Drake’s career is also a noteworthy example. He started as a backpack rapper, signed a deal with YMCMB, and changed his whole style. He went from admitting back in ’07 in the song “Closer” that violent references are necessary to be successful (“When you hollerin’ at labels and they silencing you back/cause you fail to thoroughly discuss some violence in your track”) to his circa 2011 rap persona, which got him a Top 20 single in “Headlines” doing exactly what his ’07 self wouldn’t (“You gon’ hype me up and make me catch a body like that/No, don’t do it…”). His excuse is that it “happened over time”, but I could care less about the fact that it happened. I’m more interested in the why, which seems obvious to me. It’s all for entertainment. And why not? He can get away with it, right?

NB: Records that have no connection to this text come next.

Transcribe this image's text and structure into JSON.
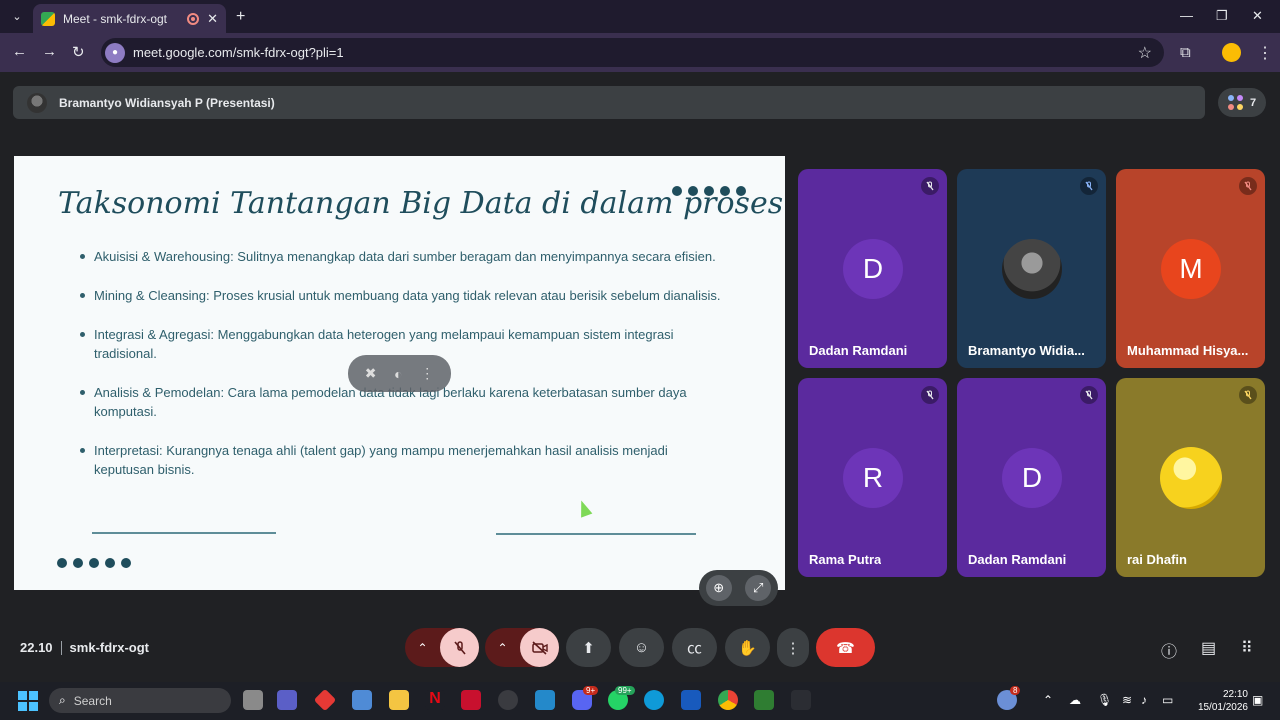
{
  "browser": {
    "tab_title": "Meet - smk-fdrx-ogt",
    "new_tab_symbol": "+",
    "url": "meet.google.com/smk-fdrx-ogt?pli=1"
  },
  "presenter_bar": {
    "name": "Bramantyo Widiansyah P (Presentasi)",
    "people_count": "7"
  },
  "slide": {
    "title": "Taksonomi Tantangan Big Data di dalam proses",
    "bullets": [
      "Akuisisi & Warehousing: Sulitnya menangkap data dari sumber beragam dan menyimpannya secara efisien.",
      "Mining & Cleansing: Proses krusial untuk membuang data yang tidak relevan atau berisik sebelum dianalisis.",
      "Integrasi & Agregasi: Menggabungkan data heterogen yang melampaui kemampuan sistem integrasi tradisional.",
      "Analisis & Pemodelan: Cara lama pemodelan data tidak lagi berlaku karena keterbatasan sumber daya komputasi.",
      "Interpretasi: Kurangnya tenaga ahli (talent gap) yang mampu menerjemahkan hasil analisis menjadi keputusan bisnis."
    ]
  },
  "participants": [
    {
      "name": "Dadan Ramdani",
      "initial": "D",
      "color": "#5b2a9e",
      "avatar_color": "#6d35b8"
    },
    {
      "name": "Bramantyo Widia...",
      "initial": "",
      "color": "#1e3a56",
      "avatar_color": "#444"
    },
    {
      "name": "Muhammad Hisya...",
      "initial": "M",
      "color": "#b8442a",
      "avatar_color": "#e8451d"
    },
    {
      "name": "Rama Putra",
      "initial": "R",
      "color": "#5b2a9e",
      "avatar_color": "#6d35b8"
    },
    {
      "name": "Dadan Ramdani",
      "initial": "D",
      "color": "#5b2a9e",
      "avatar_color": "#6d35b8"
    },
    {
      "name": "rai Dhafin",
      "initial": "",
      "color": "#8a7a2a",
      "avatar_color": "#f7d21e"
    }
  ],
  "meeting": {
    "time": "22.10",
    "code": "smk-fdrx-ogt"
  },
  "colors": {
    "end_call": "#dc362e",
    "mic_off_bg": "#f6cbcb",
    "slide_text": "#2f5f6c"
  },
  "taskbar": {
    "search_label": "Search",
    "weather_badge": "8",
    "discord_badge": "9+",
    "whatsapp_badge": "99+",
    "time": "22:10",
    "date": "15/01/2026"
  }
}
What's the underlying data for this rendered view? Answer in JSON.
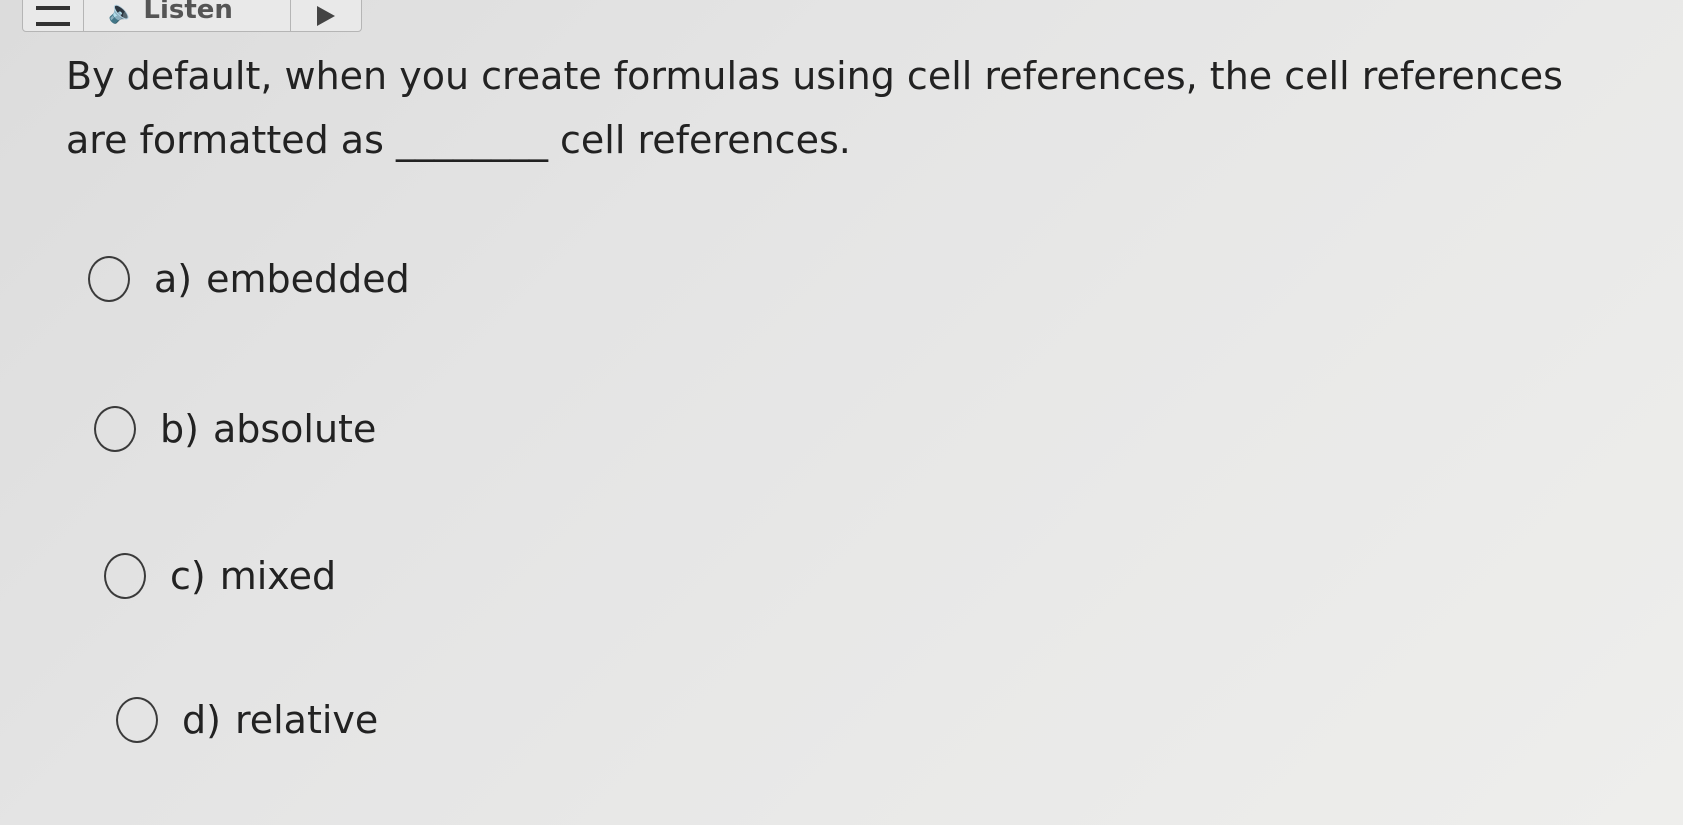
{
  "toolbar": {
    "menu_icon": "hamburger-icon",
    "listen_icon": "speaker-icon",
    "listen_label": "Listen",
    "play_icon": "play-icon"
  },
  "question": {
    "text": "By default, when you create formulas using cell references, the cell references are formatted as ________ cell references."
  },
  "options": [
    {
      "letter": "a)",
      "text": "embedded"
    },
    {
      "letter": "b)",
      "text": "absolute"
    },
    {
      "letter": "c)",
      "text": "mixed"
    },
    {
      "letter": "d)",
      "text": "relative"
    }
  ],
  "colors": {
    "text": "#222222",
    "radio_border": "#3a3a3a",
    "background": "#e6e6e5"
  }
}
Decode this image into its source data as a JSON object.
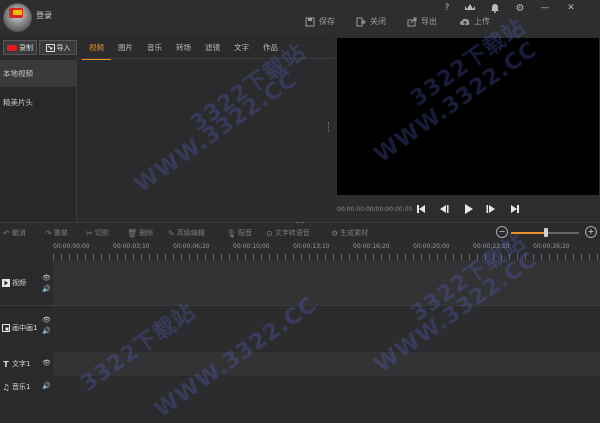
{
  "header": {
    "login": "登录",
    "buttons": [
      {
        "label": "保存",
        "icon": "save-icon"
      },
      {
        "label": "关闭",
        "icon": "close-project-icon"
      },
      {
        "label": "导出",
        "icon": "export-icon"
      },
      {
        "label": "上传",
        "icon": "upload-icon"
      }
    ],
    "window_icons": [
      {
        "symbol": "?",
        "name": "help-icon"
      },
      {
        "symbol": "VIP",
        "name": "vip-crown-icon"
      },
      {
        "symbol": "🔔",
        "name": "bell-icon"
      },
      {
        "symbol": "⚙",
        "name": "gear-icon"
      },
      {
        "symbol": "—",
        "name": "minimize-icon"
      },
      {
        "symbol": "✕",
        "name": "window-close-icon"
      }
    ]
  },
  "left": {
    "record_label": "录制",
    "import_label": "导入",
    "tabs": [
      "视频",
      "图片",
      "音乐",
      "转场",
      "滤镜",
      "文字",
      "作品"
    ],
    "active_tab": 0,
    "sidebar": [
      "本地视频",
      "精美片头"
    ],
    "active_sidebar": 0
  },
  "preview": {
    "timecode": "00:00:00:00/00:00:00:00"
  },
  "toolbar": {
    "tools": [
      {
        "label": "撤消",
        "icon": "undo-icon"
      },
      {
        "label": "重做",
        "icon": "redo-icon"
      },
      {
        "label": "切割",
        "icon": "scissors-icon"
      },
      {
        "label": "删除",
        "icon": "trash-icon"
      },
      {
        "label": "高级编辑",
        "icon": "pencil-icon"
      },
      {
        "label": "配音",
        "icon": "microphone-icon"
      },
      {
        "label": "文字转语音",
        "icon": "text-to-speech-icon"
      },
      {
        "label": "生成素材",
        "icon": "generate-material-icon"
      }
    ],
    "zoom_level": 0.52
  },
  "timeline": {
    "ticks": [
      "00:00:00:00",
      "00:00:03;10",
      "00:00:06;20",
      "00:00:10;00",
      "00:00:13;10",
      "00:00:16;20",
      "00:00:20;00",
      "00:00:23;10",
      "00:00:26;20"
    ],
    "tracks": [
      {
        "label": "视频",
        "icon": "play-box-icon"
      },
      {
        "label": "画中画1",
        "icon": "pip-icon"
      },
      {
        "label": "文字1",
        "icon": "text-t-icon"
      },
      {
        "label": "音乐1",
        "icon": "music-note-icon"
      }
    ]
  },
  "watermark": "3322下载站",
  "watermark_url": "WWW.3322.CC",
  "colors": {
    "accent": "#e8902c",
    "record_red": "#e01e1e",
    "preview_bg": "#000000"
  }
}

However, real life always conflicts with the imaginary, and it usually isn’t pretty. Rick Ross’ recent touring woes and drive-by shooting incident make that much very clear. But it also unintentionally adds to his authenticity. How many post-shooting records are we going to get that highlights the incident, along with boast here and a threat there?
It reminds me very much of Professional Wrestling. You know the moves are scripted and much of their histories are fabricated. And yet your eyes are glued to the screen. The only thing that matters in the music industry is how marketable you are and will your face look good on posters. And that same mentally has slowly worked it’s way into Hip-Hop, and now it’s too late. As much as people say they want a resurgence, they want a return of real Hip-Hop and truth and authenticity to the genre, they still consume the same commercial product that we as fans consume. There is no returning to the old ways, because the record companies have figured out the formula that works. That’s that. Unless you fit the bill, later. Good luck on the underground circuit.

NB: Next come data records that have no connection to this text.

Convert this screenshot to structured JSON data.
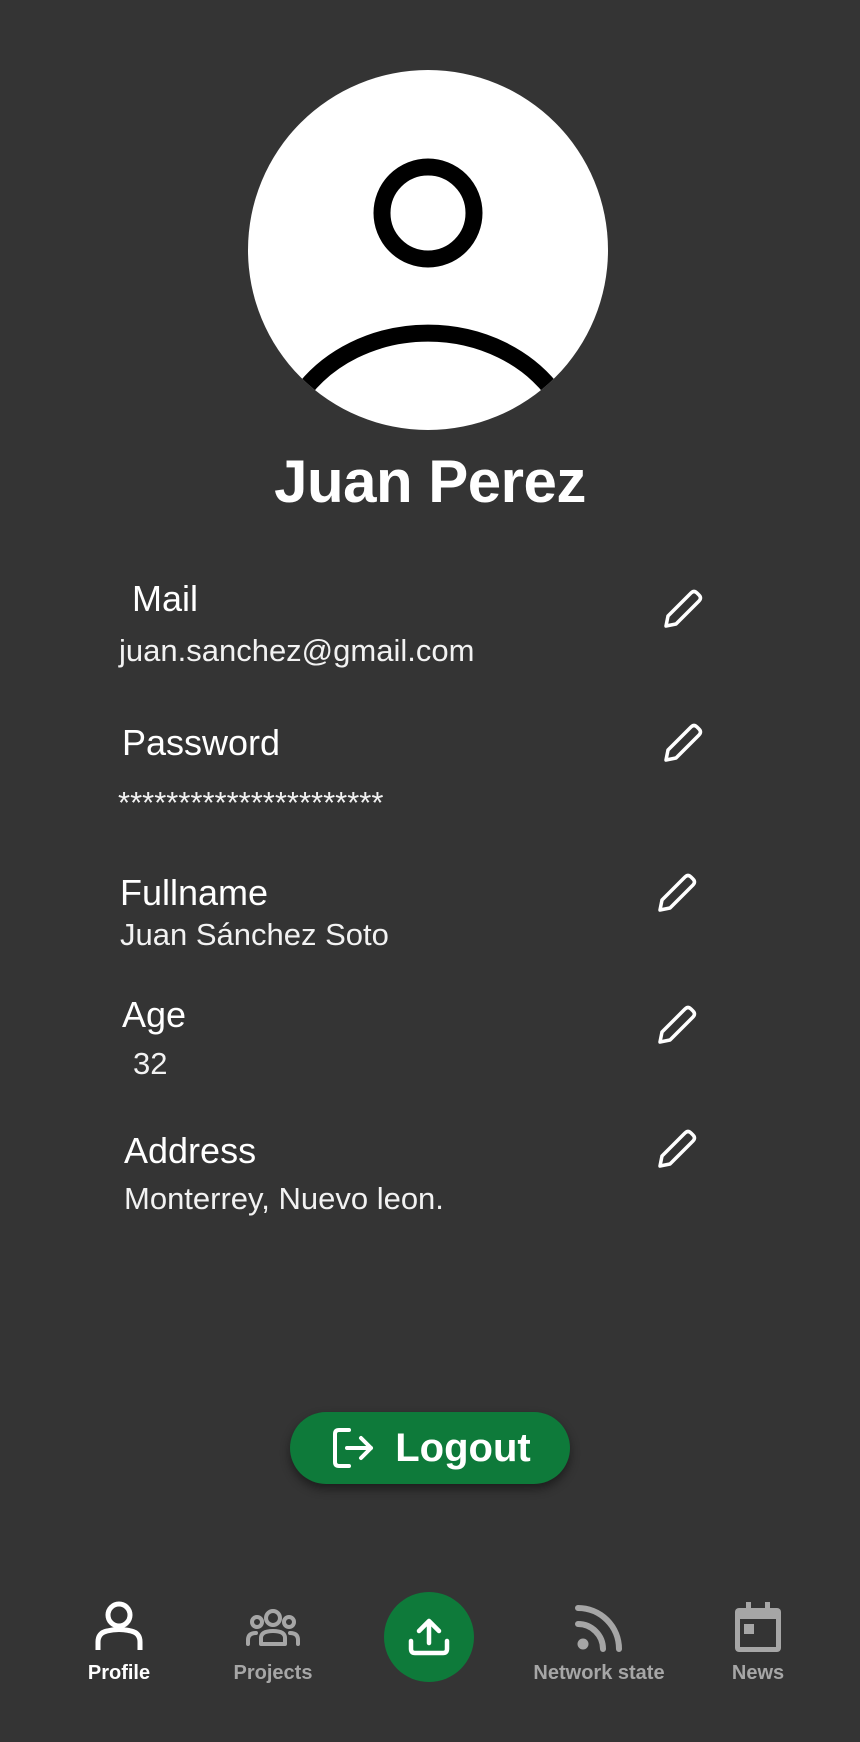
{
  "profile": {
    "name": "Juan Perez"
  },
  "fields": {
    "mail": {
      "label": "Mail",
      "value": "juan.sanchez@gmail.com"
    },
    "password": {
      "label": "Password",
      "value": "**********************"
    },
    "fullname": {
      "label": "Fullname",
      "value": "Juan Sánchez Soto"
    },
    "age": {
      "label": "Age",
      "value": "32"
    },
    "address": {
      "label": "Address",
      "value": "Monterrey, Nuevo leon."
    }
  },
  "logout": {
    "label": "Logout"
  },
  "nav": {
    "items": [
      {
        "label": "Profile",
        "icon": "person-icon",
        "active": true
      },
      {
        "label": "Projects",
        "icon": "group-icon",
        "active": false
      },
      {
        "label": "",
        "icon": "upload-icon",
        "active": false
      },
      {
        "label": "Network state",
        "icon": "rss-feed-icon",
        "active": false
      },
      {
        "label": "News",
        "icon": "calendar-icon",
        "active": false
      }
    ]
  },
  "colors": {
    "background": "#343434",
    "accent": "#0e7a3a",
    "inactive": "#a6a6a6",
    "text": "#ffffff"
  }
}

But why? Why is that we keep watching, keep calling ourselves fans despite the obvious strings being pulling in the background? Because you’re willing to allow the part of your mind that would normally say, “Hey, isn’t that not really true?” to be shut off for the sake of entertainment. It’s all in the name of fun and enjoyment, so we can play something that accurately reflects our mood and puts us in a space we want to be in. But it’ll cost you .99 cents for 3-4 minutes, sometimes less.

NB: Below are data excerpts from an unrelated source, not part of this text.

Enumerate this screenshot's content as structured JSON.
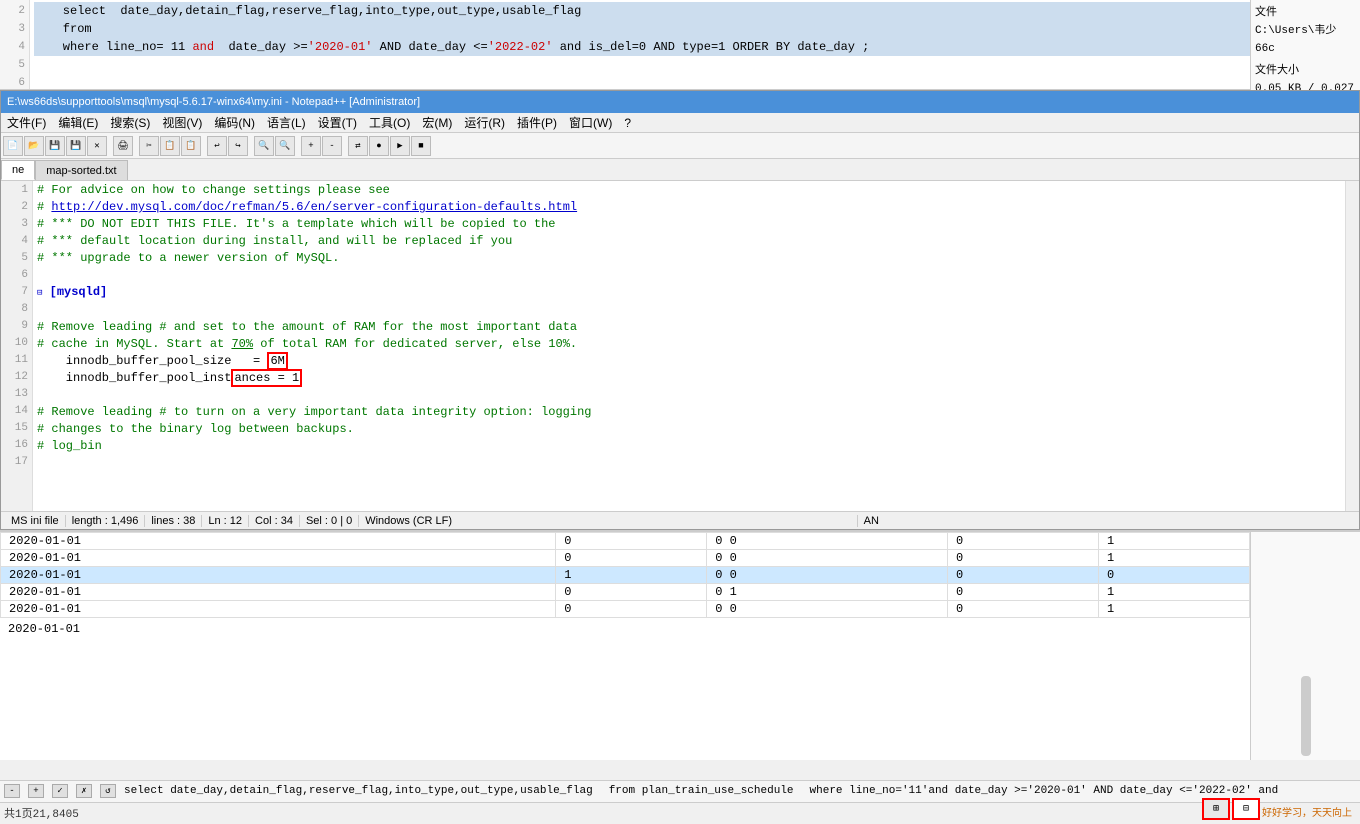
{
  "topQuery": {
    "lines": [
      {
        "num": "2",
        "content": "    select  date_day,detain_flag,reserve_flag,into_type,out_type,usable_flag",
        "highlight": true
      },
      {
        "num": "3",
        "content": ""
      },
      {
        "num": "4",
        "content": "    from",
        "highlight": true
      },
      {
        "num": "5",
        "content": "    where line_no= 11 and  date_day >='2020-01' AND date_day <='2022-02' and is_del=0 AND type=1 ORDER BY date_day ;",
        "highlight": true
      },
      {
        "num": "6",
        "content": ""
      }
    ]
  },
  "rightInfo": {
    "fileLabel": "文件",
    "filePath": "C:\\Users\\韦少66c",
    "sizeLabel": "文件大小",
    "sizeValue": "0.05 KB / 0.027"
  },
  "npp": {
    "title": "E:\\ws66ds\\supporttools\\msql\\mysql-5.6.17-winx64\\my.ini - Notepad++ [Administrator]",
    "menu": [
      "文件(F)",
      "编辑(E)",
      "搜索(S)",
      "视图(V)",
      "编码(N)",
      "语言(L)",
      "设置(T)",
      "工具(O)",
      "宏(M)",
      "运行(R)",
      "插件(P)",
      "窗口(W)",
      "?"
    ],
    "tabs": [
      {
        "label": "ne",
        "active": true
      },
      {
        "label": "map-sorted.txt",
        "active": false
      }
    ],
    "lines": [
      {
        "num": "1",
        "type": "comment",
        "text": "# For advice on how to change settings please see"
      },
      {
        "num": "2",
        "type": "link",
        "text": "# http://dev.mysql.com/doc/refman/5.6/en/server-configuration-defaults.html"
      },
      {
        "num": "3",
        "type": "comment",
        "text": "# *** DO NOT EDIT THIS FILE. It's a template which will be copied to the"
      },
      {
        "num": "4",
        "type": "comment",
        "text": "# *** default location during install, and will be replaced if you"
      },
      {
        "num": "5",
        "type": "comment",
        "text": "# *** upgrade to a newer version of MySQL."
      },
      {
        "num": "6",
        "type": "blank",
        "text": ""
      },
      {
        "num": "7",
        "type": "section",
        "text": "[mysqld]",
        "fold": true
      },
      {
        "num": "8",
        "type": "blank",
        "text": ""
      },
      {
        "num": "9",
        "type": "comment",
        "text": "# Remove leading # and set to the amount of RAM for the most important data"
      },
      {
        "num": "10",
        "type": "comment",
        "text": "# cache in MySQL. Start at 70% of total RAM for dedicated server, else 10%."
      },
      {
        "num": "11",
        "type": "keyval",
        "key": "innodb_buffer_pool_size",
        "val": " = 6M",
        "highlight_val": true
      },
      {
        "num": "12",
        "type": "keyval",
        "key": "innodb_buffer_pool_instances",
        "val": " = 1",
        "highlight_both": true
      },
      {
        "num": "13",
        "type": "blank",
        "text": ""
      },
      {
        "num": "14",
        "type": "comment",
        "text": "# Remove leading # to turn on a very important data integrity option: logging"
      },
      {
        "num": "15",
        "type": "comment",
        "text": "# changes to the binary log between backups."
      },
      {
        "num": "16",
        "type": "comment",
        "text": "# log_bin"
      },
      {
        "num": "17",
        "type": "blank",
        "text": ""
      }
    ],
    "statusbar": {
      "filetype": "MS ini file",
      "length": "length : 1,496",
      "lines": "lines : 38",
      "ln": "Ln : 12",
      "col": "Col : 34",
      "sel": "Sel : 0 | 0",
      "encoding": "Windows (CR LF)",
      "extra": "AN"
    }
  },
  "dataTable": {
    "rows": [
      {
        "date": "2020-01-01",
        "detain": "0",
        "r1": "0",
        "r2": "0",
        "into": "0",
        "usable": "1",
        "selected": false
      },
      {
        "date": "2020-01-01",
        "detain": "0",
        "r1": "0",
        "r2": "0",
        "into": "0",
        "usable": "1",
        "selected": false
      },
      {
        "date": "2020-01-01",
        "detain": "1",
        "r1": "0",
        "r2": "0",
        "into": "0",
        "usable": "0",
        "selected": false
      },
      {
        "date": "2020-01-01",
        "detain": "0",
        "r1": "0",
        "r2": "1",
        "into": "0",
        "usable": "1",
        "selected": false
      },
      {
        "date": "2020-01-01",
        "detain": "0",
        "r1": "0",
        "r2": "0",
        "into": "0",
        "usable": "1",
        "selected": false
      }
    ],
    "selectedDate": "2020-01-01"
  },
  "bottomBar": {
    "controls": [
      "-",
      "+",
      "✓",
      "✗",
      "↺"
    ],
    "sqlText": "select   date_day,detain_flag,reserve_flag,into_type,out_type,usable_flag",
    "fromText": "from plan_train_use_schedule",
    "whereText": "where line_no='11'and  date_day >='2020-01' AND date_day <='2022-02' and",
    "pageInfo": "共1页21,8405",
    "gridBtn1": "⊞",
    "gridBtn2": "⊟",
    "watermark": "好好学习，天天向上"
  }
}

There will of course be the shout from the peanut gallery: “Where have you been? It’s always been like this!” To that I would whole-heartedly agree. Beefs have never been expected to spill out into real-life, a la the East Coast/West Coast Feud. Image has always been everything in the music industry. And artists have always stretched the truth. But I would argue back that in order to be a listener in this day and age, you’re required to suspend your belief much more than you would’ve had to in the past. And the reason for that is, it’s impossible to hide anything anymore. Once you’ve entered the spotlight, we’re going to know everything about your real past, no matter how much you try to hide it, no matter how much you deny it.
But at the same time, it has not affected our enjoyment of the music much, because our capacity for suspending that belief has also increased. When it comes down to it, we aren’t buying accuracy or factual evidence. We’re buying a product. That’s what every rapper currently working in the industry is making and selling back to the public. And the most successful know that all you have to do is give the people what they want, and they’ll buy it.